Burra Voe, South end of Yell

Last Thursday we had to get out of Scalloway to find shelter from a forecast gale from the east. We shot over to Skeld, only 5 miles away, and rode it out. Ashore we found the UK's northernmost cheese factory a one man operation processing local cow and goat milk. Very tasty too. On Saturday we sailed north and west to the remote Island of Papa Stour (Island of the Priests). Viking history recounts that there were Celtic monks there in the 6th Century. If so, they must have been a hardy lot. Even the sheep had to lean sideways to stay upright in the wind on the western side. The next day we sailed around the wild western side of the island where the constant pounding of the North Atlantic waves on the 200ft+ high cliffs has created an amazing display of arches, caves and stacks. The wind was 15 knots from the NW and the swells had been building for several days, so the whole scene was one of unrelenting force - crashing waves, white spray against black cliffs, deeply troubled waters, and above wheeling birds, pure whites and blacks against the blue sky. The flood tide was against us, but soon it changed and we carried the ebb up the coast and around the north end of Mainland Shetland Island. Great sailing. Close reach, small genoa, and two reefs, but it was a long tiring, though memorable, day and a relief to get onto the leeside of the Island and into a quiet anchorage.

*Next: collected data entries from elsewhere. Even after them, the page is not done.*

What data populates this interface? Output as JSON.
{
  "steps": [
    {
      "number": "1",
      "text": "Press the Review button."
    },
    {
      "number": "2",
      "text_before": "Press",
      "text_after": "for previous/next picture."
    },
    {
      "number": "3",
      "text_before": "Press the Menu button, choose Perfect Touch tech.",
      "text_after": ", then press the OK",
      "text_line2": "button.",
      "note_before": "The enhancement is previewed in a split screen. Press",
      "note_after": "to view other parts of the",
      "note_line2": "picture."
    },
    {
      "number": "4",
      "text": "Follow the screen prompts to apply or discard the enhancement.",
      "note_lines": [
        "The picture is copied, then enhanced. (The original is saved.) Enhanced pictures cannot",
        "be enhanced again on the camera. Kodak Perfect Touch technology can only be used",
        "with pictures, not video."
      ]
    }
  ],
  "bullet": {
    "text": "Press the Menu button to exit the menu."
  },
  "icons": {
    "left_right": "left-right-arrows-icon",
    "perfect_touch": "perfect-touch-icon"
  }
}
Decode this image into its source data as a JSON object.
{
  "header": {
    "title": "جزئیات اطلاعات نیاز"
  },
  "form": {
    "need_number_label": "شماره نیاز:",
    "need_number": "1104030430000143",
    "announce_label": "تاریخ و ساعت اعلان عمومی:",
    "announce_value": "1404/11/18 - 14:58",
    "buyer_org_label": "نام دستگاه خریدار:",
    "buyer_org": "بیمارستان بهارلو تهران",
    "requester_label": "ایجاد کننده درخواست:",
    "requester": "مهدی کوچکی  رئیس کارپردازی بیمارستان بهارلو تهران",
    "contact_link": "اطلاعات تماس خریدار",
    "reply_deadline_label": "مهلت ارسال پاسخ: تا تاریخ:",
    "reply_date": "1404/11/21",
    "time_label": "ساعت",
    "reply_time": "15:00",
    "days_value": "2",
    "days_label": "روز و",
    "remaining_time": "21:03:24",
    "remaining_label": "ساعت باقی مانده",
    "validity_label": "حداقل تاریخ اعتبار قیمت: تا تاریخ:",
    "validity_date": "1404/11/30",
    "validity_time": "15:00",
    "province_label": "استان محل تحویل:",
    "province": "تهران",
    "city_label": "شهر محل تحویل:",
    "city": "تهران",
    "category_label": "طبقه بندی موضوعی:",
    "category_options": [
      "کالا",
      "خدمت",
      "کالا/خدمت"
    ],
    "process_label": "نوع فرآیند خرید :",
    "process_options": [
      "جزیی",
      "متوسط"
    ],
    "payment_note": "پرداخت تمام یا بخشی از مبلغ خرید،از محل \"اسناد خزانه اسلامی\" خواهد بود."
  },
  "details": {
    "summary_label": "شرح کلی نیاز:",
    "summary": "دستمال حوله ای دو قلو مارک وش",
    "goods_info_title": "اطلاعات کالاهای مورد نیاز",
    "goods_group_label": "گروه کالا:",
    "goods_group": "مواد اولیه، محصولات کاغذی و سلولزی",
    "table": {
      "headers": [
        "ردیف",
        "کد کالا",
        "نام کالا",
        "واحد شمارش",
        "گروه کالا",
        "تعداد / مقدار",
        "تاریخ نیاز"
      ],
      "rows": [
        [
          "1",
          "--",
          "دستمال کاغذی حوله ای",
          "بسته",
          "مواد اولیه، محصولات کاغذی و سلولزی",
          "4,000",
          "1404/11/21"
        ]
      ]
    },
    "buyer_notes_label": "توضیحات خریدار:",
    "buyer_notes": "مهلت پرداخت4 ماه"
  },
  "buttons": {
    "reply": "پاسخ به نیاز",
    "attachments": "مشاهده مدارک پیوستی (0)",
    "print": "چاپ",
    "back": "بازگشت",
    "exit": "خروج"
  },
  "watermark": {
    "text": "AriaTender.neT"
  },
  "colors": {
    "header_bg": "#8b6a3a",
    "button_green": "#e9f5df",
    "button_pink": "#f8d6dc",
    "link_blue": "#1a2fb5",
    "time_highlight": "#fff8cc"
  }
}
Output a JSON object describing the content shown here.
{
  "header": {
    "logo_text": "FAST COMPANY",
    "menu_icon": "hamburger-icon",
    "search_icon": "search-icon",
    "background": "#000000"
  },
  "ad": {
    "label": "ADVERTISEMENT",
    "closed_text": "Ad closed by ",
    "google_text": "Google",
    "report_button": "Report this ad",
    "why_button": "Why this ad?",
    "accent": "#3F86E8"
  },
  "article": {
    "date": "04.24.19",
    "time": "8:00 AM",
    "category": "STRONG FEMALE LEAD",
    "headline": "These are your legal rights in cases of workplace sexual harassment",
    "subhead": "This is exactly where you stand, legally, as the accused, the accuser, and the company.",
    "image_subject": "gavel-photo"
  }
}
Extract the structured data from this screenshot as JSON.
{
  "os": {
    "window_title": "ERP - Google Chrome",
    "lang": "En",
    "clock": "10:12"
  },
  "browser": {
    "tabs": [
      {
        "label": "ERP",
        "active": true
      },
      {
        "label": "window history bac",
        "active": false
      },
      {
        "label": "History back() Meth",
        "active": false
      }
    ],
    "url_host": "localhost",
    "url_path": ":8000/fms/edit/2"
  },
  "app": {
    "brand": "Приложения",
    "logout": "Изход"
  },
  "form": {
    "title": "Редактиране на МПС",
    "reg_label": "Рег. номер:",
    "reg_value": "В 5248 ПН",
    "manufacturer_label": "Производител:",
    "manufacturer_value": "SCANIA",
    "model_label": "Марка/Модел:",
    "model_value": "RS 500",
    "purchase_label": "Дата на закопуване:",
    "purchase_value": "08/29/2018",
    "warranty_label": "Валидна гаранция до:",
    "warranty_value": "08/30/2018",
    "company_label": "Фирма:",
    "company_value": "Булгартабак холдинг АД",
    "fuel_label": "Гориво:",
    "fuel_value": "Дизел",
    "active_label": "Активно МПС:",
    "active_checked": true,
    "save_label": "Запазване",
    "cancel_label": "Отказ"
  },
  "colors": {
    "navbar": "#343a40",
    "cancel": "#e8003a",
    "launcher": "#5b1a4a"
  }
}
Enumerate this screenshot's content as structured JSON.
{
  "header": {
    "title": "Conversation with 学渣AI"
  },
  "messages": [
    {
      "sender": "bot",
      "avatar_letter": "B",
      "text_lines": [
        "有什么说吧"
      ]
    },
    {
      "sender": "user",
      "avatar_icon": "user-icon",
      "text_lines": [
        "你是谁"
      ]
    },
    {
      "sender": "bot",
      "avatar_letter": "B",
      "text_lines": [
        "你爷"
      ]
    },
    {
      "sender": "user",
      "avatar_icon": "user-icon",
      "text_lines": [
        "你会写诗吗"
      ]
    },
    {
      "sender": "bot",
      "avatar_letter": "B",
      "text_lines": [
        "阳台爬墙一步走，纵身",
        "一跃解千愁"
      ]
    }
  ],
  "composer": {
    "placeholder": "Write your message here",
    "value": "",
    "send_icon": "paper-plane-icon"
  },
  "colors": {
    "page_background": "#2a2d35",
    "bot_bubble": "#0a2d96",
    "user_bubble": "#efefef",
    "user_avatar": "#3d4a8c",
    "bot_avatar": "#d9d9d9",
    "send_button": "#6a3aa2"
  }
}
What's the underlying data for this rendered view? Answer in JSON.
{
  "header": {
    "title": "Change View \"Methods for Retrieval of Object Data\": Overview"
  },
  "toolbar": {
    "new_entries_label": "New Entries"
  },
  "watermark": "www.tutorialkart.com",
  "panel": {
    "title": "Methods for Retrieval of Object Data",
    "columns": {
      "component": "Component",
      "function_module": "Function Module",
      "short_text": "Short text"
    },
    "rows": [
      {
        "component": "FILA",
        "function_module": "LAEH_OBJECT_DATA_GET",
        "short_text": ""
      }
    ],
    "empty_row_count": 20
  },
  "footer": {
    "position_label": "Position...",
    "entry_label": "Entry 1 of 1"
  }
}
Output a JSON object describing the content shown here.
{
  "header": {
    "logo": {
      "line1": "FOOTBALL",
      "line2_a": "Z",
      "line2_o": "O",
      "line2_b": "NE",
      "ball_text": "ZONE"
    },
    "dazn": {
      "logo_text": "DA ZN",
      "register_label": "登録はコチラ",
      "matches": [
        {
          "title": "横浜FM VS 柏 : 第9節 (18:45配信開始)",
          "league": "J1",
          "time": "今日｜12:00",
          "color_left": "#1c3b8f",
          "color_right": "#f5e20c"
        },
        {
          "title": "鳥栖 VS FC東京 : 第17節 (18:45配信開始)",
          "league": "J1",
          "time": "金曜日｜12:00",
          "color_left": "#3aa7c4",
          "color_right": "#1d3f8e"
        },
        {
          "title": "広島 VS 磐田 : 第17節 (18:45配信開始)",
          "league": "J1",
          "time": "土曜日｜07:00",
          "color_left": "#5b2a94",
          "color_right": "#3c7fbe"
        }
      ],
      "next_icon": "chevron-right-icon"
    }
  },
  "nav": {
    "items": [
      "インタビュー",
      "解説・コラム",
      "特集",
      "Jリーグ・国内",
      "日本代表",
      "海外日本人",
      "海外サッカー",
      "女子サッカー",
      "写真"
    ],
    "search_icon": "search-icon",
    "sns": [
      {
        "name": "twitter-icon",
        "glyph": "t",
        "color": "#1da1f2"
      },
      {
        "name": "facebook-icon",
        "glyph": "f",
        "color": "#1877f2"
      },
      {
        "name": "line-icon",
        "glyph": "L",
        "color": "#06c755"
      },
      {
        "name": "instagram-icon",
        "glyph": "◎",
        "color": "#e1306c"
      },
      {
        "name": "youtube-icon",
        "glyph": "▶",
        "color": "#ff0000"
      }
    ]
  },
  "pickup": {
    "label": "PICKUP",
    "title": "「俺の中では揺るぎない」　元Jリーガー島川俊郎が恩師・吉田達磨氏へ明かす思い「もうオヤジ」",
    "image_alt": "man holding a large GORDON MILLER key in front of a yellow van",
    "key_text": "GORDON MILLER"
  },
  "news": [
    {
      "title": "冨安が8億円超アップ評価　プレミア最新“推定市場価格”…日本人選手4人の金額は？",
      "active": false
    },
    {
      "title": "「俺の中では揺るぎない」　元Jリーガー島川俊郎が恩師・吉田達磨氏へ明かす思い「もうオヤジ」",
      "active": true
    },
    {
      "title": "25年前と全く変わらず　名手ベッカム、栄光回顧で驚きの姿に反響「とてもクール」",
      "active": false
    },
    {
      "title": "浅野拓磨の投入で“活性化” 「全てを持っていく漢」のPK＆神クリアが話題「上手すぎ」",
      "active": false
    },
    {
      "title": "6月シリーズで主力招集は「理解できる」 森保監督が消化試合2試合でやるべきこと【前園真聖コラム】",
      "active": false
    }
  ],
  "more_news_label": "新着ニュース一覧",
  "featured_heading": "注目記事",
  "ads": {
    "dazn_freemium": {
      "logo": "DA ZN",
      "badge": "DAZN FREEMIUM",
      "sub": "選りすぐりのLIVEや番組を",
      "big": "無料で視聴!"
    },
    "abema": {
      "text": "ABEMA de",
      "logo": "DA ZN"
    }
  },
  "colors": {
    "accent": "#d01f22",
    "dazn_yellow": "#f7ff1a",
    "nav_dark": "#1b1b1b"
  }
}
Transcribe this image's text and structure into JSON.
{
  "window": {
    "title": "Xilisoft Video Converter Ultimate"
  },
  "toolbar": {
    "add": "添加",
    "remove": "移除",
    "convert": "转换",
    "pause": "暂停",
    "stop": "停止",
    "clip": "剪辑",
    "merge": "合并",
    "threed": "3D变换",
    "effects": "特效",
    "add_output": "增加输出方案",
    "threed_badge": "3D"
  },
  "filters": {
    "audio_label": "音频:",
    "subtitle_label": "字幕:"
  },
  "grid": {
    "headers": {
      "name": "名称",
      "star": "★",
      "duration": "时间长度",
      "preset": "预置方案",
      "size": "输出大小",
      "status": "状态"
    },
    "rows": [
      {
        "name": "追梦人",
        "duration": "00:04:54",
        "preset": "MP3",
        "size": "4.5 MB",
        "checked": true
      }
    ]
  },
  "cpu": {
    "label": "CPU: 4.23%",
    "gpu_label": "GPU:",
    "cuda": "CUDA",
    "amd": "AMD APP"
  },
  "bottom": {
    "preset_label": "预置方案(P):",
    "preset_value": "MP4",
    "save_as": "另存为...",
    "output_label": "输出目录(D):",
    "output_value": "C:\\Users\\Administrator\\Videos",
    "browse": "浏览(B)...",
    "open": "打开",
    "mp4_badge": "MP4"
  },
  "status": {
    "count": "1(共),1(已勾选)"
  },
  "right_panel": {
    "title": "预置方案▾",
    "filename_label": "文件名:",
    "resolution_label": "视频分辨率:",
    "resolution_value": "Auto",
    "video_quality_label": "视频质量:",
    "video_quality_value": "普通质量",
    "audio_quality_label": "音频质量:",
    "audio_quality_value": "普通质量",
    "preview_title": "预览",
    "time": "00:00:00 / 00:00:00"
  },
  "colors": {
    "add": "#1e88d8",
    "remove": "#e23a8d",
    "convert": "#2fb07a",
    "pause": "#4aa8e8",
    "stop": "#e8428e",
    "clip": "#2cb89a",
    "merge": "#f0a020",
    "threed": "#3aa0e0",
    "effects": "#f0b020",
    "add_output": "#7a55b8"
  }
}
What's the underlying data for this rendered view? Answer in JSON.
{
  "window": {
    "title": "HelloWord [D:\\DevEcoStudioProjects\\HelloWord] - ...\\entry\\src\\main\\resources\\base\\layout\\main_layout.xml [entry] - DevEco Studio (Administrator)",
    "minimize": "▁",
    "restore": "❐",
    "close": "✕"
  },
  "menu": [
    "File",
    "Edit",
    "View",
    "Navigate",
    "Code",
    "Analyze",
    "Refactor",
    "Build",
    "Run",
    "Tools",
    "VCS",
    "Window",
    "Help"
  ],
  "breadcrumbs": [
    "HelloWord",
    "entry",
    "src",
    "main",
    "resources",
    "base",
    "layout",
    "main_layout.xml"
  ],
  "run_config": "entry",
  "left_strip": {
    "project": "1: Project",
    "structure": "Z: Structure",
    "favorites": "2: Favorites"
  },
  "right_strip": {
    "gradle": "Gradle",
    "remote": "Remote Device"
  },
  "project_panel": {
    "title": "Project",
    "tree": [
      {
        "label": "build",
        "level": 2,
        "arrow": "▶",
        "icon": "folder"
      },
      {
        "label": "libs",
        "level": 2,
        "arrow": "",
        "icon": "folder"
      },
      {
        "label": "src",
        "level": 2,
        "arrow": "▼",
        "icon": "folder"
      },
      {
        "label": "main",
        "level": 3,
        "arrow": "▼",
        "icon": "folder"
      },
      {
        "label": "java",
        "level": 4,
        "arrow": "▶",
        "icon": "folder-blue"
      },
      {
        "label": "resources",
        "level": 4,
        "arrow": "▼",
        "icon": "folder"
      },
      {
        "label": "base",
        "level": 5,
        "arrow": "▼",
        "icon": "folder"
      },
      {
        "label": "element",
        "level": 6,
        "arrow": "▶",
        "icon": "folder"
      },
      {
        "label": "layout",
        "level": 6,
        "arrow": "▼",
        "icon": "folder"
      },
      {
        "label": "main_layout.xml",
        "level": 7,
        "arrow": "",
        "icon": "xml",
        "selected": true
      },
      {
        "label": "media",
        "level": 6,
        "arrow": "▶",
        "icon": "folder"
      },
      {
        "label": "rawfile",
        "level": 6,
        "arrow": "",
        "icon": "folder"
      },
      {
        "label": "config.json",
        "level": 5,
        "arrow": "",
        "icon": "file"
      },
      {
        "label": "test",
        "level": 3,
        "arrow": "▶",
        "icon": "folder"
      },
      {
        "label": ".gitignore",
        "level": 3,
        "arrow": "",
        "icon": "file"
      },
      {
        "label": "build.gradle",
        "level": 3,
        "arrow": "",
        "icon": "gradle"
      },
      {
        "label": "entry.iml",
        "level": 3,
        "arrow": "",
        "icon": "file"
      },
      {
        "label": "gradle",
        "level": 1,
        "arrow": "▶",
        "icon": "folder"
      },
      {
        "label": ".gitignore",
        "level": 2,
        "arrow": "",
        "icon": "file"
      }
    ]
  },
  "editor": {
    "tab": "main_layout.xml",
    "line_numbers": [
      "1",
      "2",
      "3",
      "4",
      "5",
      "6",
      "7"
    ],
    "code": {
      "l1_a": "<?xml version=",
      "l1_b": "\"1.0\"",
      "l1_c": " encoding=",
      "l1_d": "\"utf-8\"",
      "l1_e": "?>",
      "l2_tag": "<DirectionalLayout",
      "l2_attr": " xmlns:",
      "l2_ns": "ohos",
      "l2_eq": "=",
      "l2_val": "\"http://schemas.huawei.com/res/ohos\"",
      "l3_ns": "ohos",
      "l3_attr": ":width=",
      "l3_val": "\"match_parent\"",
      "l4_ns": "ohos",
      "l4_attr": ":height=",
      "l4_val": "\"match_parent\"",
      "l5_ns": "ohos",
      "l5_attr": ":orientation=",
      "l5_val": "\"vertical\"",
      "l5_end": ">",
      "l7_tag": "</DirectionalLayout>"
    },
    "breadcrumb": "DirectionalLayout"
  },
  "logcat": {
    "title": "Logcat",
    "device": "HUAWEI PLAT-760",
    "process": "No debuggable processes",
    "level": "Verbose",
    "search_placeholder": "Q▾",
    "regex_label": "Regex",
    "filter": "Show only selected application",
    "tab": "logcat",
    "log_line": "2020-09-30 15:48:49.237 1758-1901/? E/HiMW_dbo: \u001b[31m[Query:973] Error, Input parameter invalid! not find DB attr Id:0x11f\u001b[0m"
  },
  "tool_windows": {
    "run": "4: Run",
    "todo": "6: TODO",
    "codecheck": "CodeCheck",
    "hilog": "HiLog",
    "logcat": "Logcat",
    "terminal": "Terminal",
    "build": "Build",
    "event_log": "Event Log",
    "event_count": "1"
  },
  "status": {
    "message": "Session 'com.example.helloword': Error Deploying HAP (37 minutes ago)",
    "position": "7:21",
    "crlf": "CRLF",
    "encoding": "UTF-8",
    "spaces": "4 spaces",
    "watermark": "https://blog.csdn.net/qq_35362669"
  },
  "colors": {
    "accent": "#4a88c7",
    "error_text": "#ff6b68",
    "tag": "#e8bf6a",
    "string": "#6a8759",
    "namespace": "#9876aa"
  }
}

Today were took advantage of the morning flood tide to run down the Sound of Yell where the tide can run up to 7 knots between the scattering of islands and reefs. Around the Shetlands you have to go with the tide. Sometimes it can run at 7 knots at "springs" and the overfalls at headlands etc. can be awful. The Sound is well marked and charted as it is the route for tanker traffic taking oil out of Sullom Voe Oil Terminal which is the landing point of a pipeline from the North Sea Piper Oil field. At times we were making over 10 knots over the ground even though all we had up was the small genoa with the wind behind us.

From here we plan to sail north up to the north end of the Island of Unst where we have heard there are some interesting museums displaying the boats and times of the booming herring fishery in the late 1800's. At the north end of Unst is Muckle Flugga, the northernmost point of the UK.